Con ordinanza, la Cassazione civile lo scorso 31 luglio 2020 ha stabilito che non viola la privacy la nota interna di un’azienda sanitaria relativa ad una patologia contratta dal dipendente.

Il caso

Un dipendente di una struttura sanitaria si appella nel 2010 all’Autorità Garante per la protezione dei dati personali lamentando l’illecita diffusione della notizia relativa ad una sua patologia da parte della caposala della struttura. Con riferimento alla doglianza del dipendente, la caposala avrebbe inviato una nota interna il 5 agosto 2020 alla dirigente dell’ufficio infermieristico, alla coordinatrice del dipartimento di psichiatria e alla referente per le aree esterne, con cui si evidenziava «l’opportunità della di lui sottoposizione a visita straordinaria, ai sensi del D.Lgs. n. 81 del 2008, presso il medico competente del servizio di prevenzione e protezione di medicina del lavoro, per problemi di iperglicemia e per la correlata periodica sottoposizione a trattamenti di plasmaferesi in regime di Day-Hospital».

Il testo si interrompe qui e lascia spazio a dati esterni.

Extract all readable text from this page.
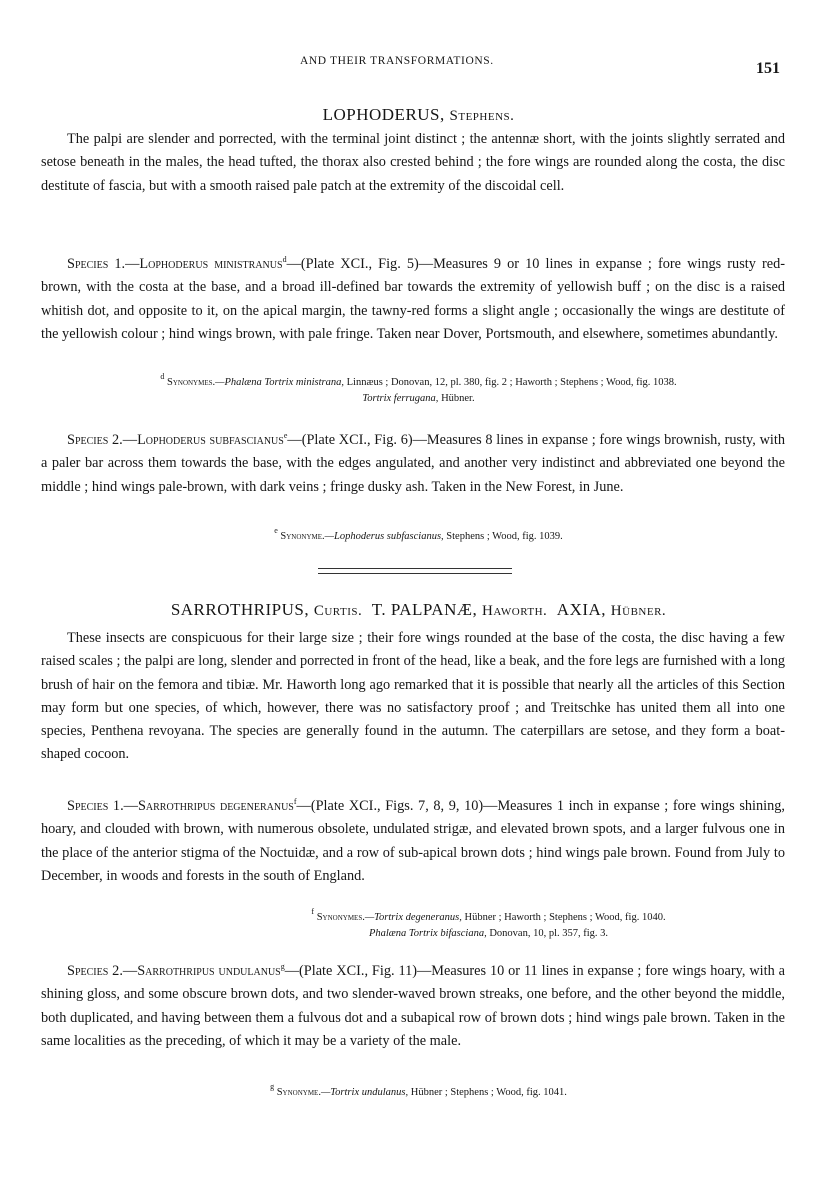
AND THEIR TRANSFORMATIONS.	151
LOPHODERUS, Stephens.
The palpi are slender and porrected, with the terminal joint distinct ; the antennæ short, with the joints slightly serrated and setose beneath in the males, the head tufted, the thorax also crested behind ; the fore wings are rounded along the costa, the disc destitute of fascia, but with a smooth raised pale patch at the extremity of the discoidal cell.
Species 1.—Lophoderus ministranus$^d$—(Plate XCI., Fig. 5)—Measures 9 or 10 lines in expanse ; fore wings rusty red-brown, with the costa at the base, and a broad ill-defined bar towards the extremity of yellowish buff ; on the disc is a raised whitish dot, and opposite to it, on the apical margin, the tawny-red forms a slight angle ; occasionally the wings are destitute of the yellowish colour ; hind wings brown, with pale fringe. Taken near Dover, Portsmouth, and elsewhere, sometimes abundantly.
$^d$ Synonymes.—Phalæna Tortrix ministrana, Linnæus ; Donovan, 12, pl. 380, fig. 2 ; Haworth ; Stephens ; Wood, fig. 1038.
Tortrix ferrugana, Hübner.
Species 2.—Lophoderus subfascianus$^e$—(Plate XCI., Fig. 6)—Measures 8 lines in expanse ; fore wings brownish, rusty, with a paler bar across them towards the base, with the edges angulated, and another very indistinct and abbreviated one beyond the middle ; hind wings pale-brown, with dark veins ; fringe dusky ash. Taken in the New Forest, in June.
$^e$ Synonyme.—Lophoderus subfascianus, Stephens ; Wood, fig. 1039.
SARROTHRIPUS, Curtis. T. PALPANÆ, Haworth. AXIA, Hübner.
These insects are conspicuous for their large size ; their fore wings rounded at the base of the costa, the disc having a few raised scales ; the palpi are long, slender and porrected in front of the head, like a beak, and the fore legs are furnished with a long brush of hair on the femora and tibiæ. Mr. Haworth long ago remarked that it is possible that nearly all the articles of this Section may form but one species, of which, however, there was no satisfactory proof ; and Treitschke has united them all into one species, Penthena revoyana. The species are generally found in the autumn. The caterpillars are setose, and they form a boat-shaped cocoon.
Species 1.—Sarrothripus degeneranus$^f$—(Plate XCI., Figs. 7, 8, 9, 10)—Measures 1 inch in expanse ; fore wings shining, hoary, and clouded with brown, with numerous obsolete, undulated strigæ, and elevated brown spots, and a larger fulvous one in the place of the anterior stigma of the Noctuidæ, and a row of sub-apical brown dots ; hind wings pale brown. Found from July to December, in woods and forests in the south of England.
$^f$ Synonymes.—Tortrix degeneranus, Hübner ; Haworth ; Stephens ; Wood, fig. 1040.
Phalæna Tortrix bifasciana, Donovan, 10, pl. 357, fig. 3.
Species 2.—Sarrothripus undulanus$^g$—(Plate XCI., Fig. 11)—Measures 10 or 11 lines in expanse ; fore wings hoary, with a shining gloss, and some obscure brown dots, and two slender-waved brown streaks, one before, and the other beyond the middle, both duplicated, and having between them a fulvous dot and a subapical row of brown dots ; hind wings pale brown. Taken in the same localities as the preceding, of which it may be a variety of the male.
$^g$ Synonyme.—Tortrix undulanus, Hübner ; Stephens ; Wood, fig. 1041.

A seguito della decisione negativa da parte del Garante della privacy, l’infermiere propone ricorso al Tribunale capitolino che, ai sensi dell’articolo 152 del Codice Privacy rigetta il ricorso adducendo che il dipendente aveva già autonomamente provveduto ad informare i propri colleghi della patologia di cui soffriva. Inoltre, la nota interna non era una comunicazione destinata alla diffusione, ma una segnalazione interna rivolta ai diretti superiori e alla coordinatrice, per ragioni di tutela della salute non solo dell’interessato prestatore di lavoro ma anche dei terzi. Infine, il Tribunale afferma che la riservatezza dei dati poteva ricevere una minor tutela in presenza di dati già divulgati dallo stesso, ai sensi dell’articolo 82 del Codice Privacy, dal momento che la condotta di pubblica ostensione di dati sensibili costituisce una forma di consenso implicito al loro trattamento-

Il dipendente ricorre così in Cassazione, impugnando la sentenza n. 19822/2014 del Tribunale di Roma, depositata il 7 ottobre 2014, sulla base di due motivi. Con il primo motivo, denuncia l’illegittimità della decisione ai sensi degli articoli 1, 4, 11, 15, 18, 20 e 22 del Codice Privacy e l’omesso esame dei fatti decisivi.

La decisione 

Gli Ermellini dichiarano inammissibile il ricorso allegando le seguenti motivazioni.

Sebbene il ricorrente lamentasse il fatto che né la normativa sulla privacy né la giurisprudenza distinguano le comunicazioni interne da quelle esterne, la Cassazione richiama il parere del Garante della privacy e del Tribunale di Roma secondo i quali la comunicazione in oggetto è meramente interna e dettata da una finalità quale la tutela della salute sia del lavoratore sia dei terzi, in un contesto lavorativo ove i dati sensibili erano già stati diffusi dallo stesso interessato.

La comunicazione, inoltre, non è solo da considerarsi meramente interna ma anche doverosa ai sensi dell’articolo 5 dello Statuto dei lavoratori[1].

La Corte ribadisce che i dati personali devono essere trattati in modo lecito e secondo correttezza, devono essere raccolti e registrati per scopi determinati, espliciti e legittimi, devono essere pertinenti, completi e non eccedenti rispetto alle finalità. Tuttavia, il giudizio sulla modalità di gestione dei dati personali è ritenuto dalla Corte integrante una questione di fatto, non potendo essere oggetto di giudizio di legittimità.


[1] Il comma 3 dell’articolo 5 dello Statuto dei lavoratori dispone che «il datore di lavoro ha facoltà di far controllare la idoneità fisica del lavoratore da parte di enti pubblici ed istituti specializzati di diritto pubblico».